Hospitals are total institutions. They operate much like a prison, nursing home, military base, or university. Every aspect of life is controlled. Erving Goffman did sociological field work in mental institutions. He was not impressed. No institutions are impressive. Institutions violate our deeply ingrained and highly valued sense of autonomy. When one's life is controlled by a total institution options may or may not exist. At issue is the measure of control. Do not buy into the jargon spewed by those that work at institutions--the core issue is always control. At a military base or prison the control is extreme and obvious. All wake up at the same time. All eat at the same time. All go to the bed at the same time. A hospital is not much different. Once admitted to a hospital, a patient has no control over their life and liberty. Choices exists but they are limited. One is given an ID bracelet--an identity marker at multiple levels symbolically and practically. Time slows down. Control of your time, when and where you will be seen is not possible. You are at the mercy of the vagaries of the system. Violate that system and you are branded a "difficult" or "noncompliant" patient. If you earn this designation you are going to get inferior care. Compliance is expected. You have a role in the institution. Your job is to get better and do as you are told. Do not violate this dictate. To do so not only earns you inferior care but puts your life at risk. Do not fool with the powers that be. You can easily be shipped out to a far less pleasant place. You can find yourself heavy medicated and in a drug induced stupor. Institutions calls this chemical sedation or chemical restraint. Yes, we no longer tie people to the bed or their wheelchair nor do we perform lobotomies on the mentally ill. We drug people into silent oblivion. Control and the never to be changed highly valued schedules rule.
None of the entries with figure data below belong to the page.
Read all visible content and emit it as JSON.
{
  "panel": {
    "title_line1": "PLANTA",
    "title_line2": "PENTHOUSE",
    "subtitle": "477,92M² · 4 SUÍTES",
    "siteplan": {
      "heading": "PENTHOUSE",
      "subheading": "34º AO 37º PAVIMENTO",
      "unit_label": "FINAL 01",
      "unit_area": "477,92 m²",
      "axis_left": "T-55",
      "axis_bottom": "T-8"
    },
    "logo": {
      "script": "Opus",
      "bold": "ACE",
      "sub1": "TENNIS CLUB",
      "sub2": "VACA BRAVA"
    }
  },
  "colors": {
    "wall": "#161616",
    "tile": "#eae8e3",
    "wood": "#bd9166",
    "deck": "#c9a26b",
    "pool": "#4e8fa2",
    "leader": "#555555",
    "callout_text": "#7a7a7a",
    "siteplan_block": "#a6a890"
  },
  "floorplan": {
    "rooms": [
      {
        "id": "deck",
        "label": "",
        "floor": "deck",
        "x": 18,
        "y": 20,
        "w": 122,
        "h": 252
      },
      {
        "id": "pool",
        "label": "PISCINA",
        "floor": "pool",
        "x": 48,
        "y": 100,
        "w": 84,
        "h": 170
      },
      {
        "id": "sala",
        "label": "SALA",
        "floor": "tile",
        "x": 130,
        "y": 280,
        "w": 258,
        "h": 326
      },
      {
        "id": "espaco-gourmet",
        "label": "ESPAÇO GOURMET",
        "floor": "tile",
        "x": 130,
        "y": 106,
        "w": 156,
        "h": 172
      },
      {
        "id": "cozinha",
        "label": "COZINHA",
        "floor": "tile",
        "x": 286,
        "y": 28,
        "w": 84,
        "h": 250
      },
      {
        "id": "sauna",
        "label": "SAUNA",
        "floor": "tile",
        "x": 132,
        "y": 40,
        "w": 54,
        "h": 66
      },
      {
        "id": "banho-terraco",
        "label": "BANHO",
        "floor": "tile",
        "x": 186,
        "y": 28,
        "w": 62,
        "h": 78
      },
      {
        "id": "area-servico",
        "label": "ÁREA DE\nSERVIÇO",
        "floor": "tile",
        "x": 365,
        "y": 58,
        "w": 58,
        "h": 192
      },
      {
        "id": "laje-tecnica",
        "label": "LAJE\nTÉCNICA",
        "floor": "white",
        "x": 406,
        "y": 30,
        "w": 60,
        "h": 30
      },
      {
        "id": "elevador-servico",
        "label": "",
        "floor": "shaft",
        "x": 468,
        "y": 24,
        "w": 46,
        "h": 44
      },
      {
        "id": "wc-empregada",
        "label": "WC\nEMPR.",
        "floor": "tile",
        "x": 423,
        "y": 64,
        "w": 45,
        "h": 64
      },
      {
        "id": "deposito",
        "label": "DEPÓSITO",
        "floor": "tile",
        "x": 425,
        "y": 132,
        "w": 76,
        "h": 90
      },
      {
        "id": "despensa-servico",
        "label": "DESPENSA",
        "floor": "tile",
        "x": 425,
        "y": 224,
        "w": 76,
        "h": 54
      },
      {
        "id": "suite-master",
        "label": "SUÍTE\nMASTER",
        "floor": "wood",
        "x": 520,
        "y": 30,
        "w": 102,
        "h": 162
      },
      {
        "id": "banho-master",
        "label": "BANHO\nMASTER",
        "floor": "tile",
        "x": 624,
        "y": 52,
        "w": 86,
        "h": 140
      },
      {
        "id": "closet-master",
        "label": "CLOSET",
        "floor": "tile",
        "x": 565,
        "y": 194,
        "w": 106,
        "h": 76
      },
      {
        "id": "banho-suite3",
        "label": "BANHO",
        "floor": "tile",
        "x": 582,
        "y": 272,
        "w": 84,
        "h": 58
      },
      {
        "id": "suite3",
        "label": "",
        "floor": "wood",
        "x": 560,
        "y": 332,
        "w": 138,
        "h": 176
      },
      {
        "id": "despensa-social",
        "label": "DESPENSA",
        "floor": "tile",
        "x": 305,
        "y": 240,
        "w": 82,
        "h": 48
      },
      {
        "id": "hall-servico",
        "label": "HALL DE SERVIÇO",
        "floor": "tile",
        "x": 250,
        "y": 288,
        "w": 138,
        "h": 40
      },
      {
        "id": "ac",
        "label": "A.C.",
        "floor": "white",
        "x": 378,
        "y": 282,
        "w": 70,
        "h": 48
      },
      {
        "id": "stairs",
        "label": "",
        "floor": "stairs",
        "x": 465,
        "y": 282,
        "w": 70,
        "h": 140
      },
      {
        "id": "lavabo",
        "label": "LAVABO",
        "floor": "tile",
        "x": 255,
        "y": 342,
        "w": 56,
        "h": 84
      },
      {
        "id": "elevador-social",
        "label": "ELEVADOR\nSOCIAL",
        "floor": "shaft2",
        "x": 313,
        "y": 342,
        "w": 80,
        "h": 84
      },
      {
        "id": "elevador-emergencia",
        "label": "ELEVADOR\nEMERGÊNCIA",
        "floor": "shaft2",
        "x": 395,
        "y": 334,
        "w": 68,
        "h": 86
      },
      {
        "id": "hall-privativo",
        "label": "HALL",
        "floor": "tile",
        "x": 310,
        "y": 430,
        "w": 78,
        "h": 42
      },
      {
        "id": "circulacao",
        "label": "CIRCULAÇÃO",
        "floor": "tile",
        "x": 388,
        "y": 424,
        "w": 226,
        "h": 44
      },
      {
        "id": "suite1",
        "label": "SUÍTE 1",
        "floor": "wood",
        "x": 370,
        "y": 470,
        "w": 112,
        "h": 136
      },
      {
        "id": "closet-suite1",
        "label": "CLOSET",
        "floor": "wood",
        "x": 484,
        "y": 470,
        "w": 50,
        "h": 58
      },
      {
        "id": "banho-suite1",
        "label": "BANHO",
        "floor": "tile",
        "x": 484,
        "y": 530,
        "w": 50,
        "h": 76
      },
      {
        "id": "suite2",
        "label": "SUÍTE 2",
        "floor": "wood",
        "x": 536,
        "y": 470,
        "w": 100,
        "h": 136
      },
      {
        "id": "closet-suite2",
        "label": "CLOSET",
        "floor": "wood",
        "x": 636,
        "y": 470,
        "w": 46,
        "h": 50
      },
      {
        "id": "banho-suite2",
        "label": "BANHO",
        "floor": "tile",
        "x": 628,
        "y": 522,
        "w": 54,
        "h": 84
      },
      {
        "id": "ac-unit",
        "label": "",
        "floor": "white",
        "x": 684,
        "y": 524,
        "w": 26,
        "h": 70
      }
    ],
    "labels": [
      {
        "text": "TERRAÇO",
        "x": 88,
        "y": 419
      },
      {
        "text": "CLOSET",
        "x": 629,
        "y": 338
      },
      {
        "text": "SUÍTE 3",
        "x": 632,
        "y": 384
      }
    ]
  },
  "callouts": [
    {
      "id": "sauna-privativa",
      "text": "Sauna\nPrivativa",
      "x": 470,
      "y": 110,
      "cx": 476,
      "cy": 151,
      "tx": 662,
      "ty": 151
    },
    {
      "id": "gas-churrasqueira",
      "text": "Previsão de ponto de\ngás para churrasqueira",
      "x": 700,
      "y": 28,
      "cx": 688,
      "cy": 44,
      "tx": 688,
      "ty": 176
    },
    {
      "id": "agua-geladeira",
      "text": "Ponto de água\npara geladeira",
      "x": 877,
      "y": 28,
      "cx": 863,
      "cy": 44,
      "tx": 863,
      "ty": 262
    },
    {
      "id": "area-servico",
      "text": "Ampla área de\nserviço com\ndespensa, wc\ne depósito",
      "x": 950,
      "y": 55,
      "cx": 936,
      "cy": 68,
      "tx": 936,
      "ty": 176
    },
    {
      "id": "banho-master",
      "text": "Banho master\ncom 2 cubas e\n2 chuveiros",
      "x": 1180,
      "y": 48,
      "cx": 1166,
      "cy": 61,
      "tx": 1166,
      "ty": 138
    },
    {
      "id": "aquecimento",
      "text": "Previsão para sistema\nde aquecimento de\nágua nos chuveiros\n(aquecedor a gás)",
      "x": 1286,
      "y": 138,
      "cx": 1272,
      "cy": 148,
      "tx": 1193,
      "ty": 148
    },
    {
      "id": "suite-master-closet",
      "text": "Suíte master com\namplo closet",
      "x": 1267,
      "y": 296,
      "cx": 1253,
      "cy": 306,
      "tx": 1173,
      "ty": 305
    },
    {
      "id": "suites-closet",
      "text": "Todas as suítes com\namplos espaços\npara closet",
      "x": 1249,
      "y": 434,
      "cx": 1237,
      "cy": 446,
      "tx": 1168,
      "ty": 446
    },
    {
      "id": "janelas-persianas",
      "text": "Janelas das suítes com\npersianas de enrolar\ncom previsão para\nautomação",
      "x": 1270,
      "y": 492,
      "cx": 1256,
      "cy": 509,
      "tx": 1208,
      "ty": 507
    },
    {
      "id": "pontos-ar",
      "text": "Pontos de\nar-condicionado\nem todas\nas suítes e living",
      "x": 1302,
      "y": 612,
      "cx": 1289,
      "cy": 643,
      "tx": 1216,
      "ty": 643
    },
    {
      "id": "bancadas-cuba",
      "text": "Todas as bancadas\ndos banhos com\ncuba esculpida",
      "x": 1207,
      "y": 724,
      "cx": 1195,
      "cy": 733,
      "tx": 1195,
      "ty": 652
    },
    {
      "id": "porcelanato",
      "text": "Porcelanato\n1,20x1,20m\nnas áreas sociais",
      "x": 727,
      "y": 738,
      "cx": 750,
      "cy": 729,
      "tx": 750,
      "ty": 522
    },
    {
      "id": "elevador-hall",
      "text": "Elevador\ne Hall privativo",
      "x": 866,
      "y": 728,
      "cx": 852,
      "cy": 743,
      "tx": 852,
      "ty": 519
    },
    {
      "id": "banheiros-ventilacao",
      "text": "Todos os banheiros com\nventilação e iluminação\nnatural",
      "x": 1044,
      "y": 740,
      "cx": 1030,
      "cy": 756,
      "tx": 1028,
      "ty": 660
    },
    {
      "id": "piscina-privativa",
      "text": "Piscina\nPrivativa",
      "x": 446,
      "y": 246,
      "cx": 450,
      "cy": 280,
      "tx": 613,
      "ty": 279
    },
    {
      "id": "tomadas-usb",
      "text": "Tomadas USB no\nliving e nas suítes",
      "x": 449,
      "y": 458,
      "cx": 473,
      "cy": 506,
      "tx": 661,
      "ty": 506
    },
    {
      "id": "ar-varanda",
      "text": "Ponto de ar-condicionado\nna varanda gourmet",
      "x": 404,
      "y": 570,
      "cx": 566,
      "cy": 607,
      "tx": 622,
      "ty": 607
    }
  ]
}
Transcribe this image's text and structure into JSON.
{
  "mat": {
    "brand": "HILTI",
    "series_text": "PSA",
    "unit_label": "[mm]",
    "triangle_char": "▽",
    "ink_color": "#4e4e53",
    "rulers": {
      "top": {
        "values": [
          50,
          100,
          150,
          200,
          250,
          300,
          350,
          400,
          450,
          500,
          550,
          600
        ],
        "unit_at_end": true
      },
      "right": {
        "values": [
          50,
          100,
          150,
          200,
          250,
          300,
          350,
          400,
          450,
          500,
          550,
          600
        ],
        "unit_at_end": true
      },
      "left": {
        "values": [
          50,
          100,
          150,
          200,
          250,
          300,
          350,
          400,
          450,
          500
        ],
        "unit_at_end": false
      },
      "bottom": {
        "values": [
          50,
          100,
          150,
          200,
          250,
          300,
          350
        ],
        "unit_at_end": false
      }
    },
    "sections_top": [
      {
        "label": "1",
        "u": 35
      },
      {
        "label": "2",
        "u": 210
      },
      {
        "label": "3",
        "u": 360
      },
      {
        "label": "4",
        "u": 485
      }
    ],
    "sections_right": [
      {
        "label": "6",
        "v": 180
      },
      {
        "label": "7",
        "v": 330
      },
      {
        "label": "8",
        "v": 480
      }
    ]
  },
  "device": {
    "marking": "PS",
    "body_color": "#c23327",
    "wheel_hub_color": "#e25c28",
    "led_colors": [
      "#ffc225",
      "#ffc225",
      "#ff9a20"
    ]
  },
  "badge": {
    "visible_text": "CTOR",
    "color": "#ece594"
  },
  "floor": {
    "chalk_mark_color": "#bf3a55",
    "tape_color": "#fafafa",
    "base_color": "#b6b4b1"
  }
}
These thoughts have been coursing through my mind because of a photograph a reader sent me. I was stunned. In a hospital symbols abound. Obvious social markers at a teaching include the archetypical long white coat. Some symbolic markers are objectionable. For instance, I was at a hospital facility in Syracuse and noted physician ID tags had the large word "DOCTOR" in bold black ink added to their ID tag. One might as well put the word GOD on the ID. Negative symbolic markers exist. Here is a perfect example
This tag was placed on a Bad Cripple reader at an emergency room. The man had a spinal cord injury. This tag has a single use--to further spoil the identity of the man in question. Erving Goffman wrote about spoiled identity in his classic 1963 text Stigma. Goffman noted that there were three types of stigma: physical identity, group identity, character identity. We people with a disability are saddled with all three forms of a spoiled identity. What the "fall risk" bracelet does is separate this man from the possibility of normalcy. Goffman would have labeled the bracelet a dis-identifier. In the institutional setting of a hospital this man is physically and socially problematic. He is a physical risk to himself and as such requires more work--often hard physical labor. He might need to picked up if he fell. He might be injured if he fell. The worst part of this sort of dehumanization is that the man cannot complain. Normal people, the health care staff, are the power brokers. The patient is powerless. He or she must defer to the power and hopefully kindness of expert others. Other here refers to any "normal" person, staff or visitor. Staff expects this man to be compliant and not complain. Can you imagine what would happen if this man objected and tried to explain the symbolism involved?
When a person with a disability enters a hospital he or she encounters a hostile environment, one that is likely grossly inaccessible. Ironic, eh. The infuriating thing is any effort to change the social structure of the institution is domed to fail. The second you cross the threshold and enter an institution you have relinquished control to others. When in a pissy mood I upset the expected balance in institutions. I have been given detailed informed consent forms seconds before a procedure and with a straight face I tell the uninformed health care worker that I will need at least 30 minutes to review the form. When I have been admitted to a hospital and when weary of the endless irrelevant questions that drone on I will insert inappropriate replies. For instance, when one gets to "hearing normal" I repeatedly say what. It usually takes at least six "whats" before the health care employee catches on. I am guilty of being subversive. Frankly, I thrive in an institutional setting. I am a master manipulator. I think most people that have gone through the medical mill learn how to be subversive. It is the only way to assert your humanity and lessen the control an institution has over your life. The fact is the more you are liked the better your care will be. I saw this as a sick child. I saw this as a sick adult. This is a social skill that every person with a disability must hone as if their life depends upon it for I learned in 2010 one's life does indeed depend upon being perceived by health care workers as possessing a life worth living.
Yes.
ReplyDeleteThis reminded me of similar points brought up in David Perry's article about compliance.
ReplyDeleteYou may be interested: http://www.thismess.net/2013/10/cult-of-compliance-boy-with-toy-gun.html
If you didn't already see it.
Mardra, I have heard the term the cult of compliance. To me this is the corollary of the post 9/11 police state we live in. Security trumps all. Human rights and privacy are secondary to the perpetual state of a security war that can never be won or end. I find this deplorable. So your point is well taken. Compliance in an institution is now even more valued. Scary thought.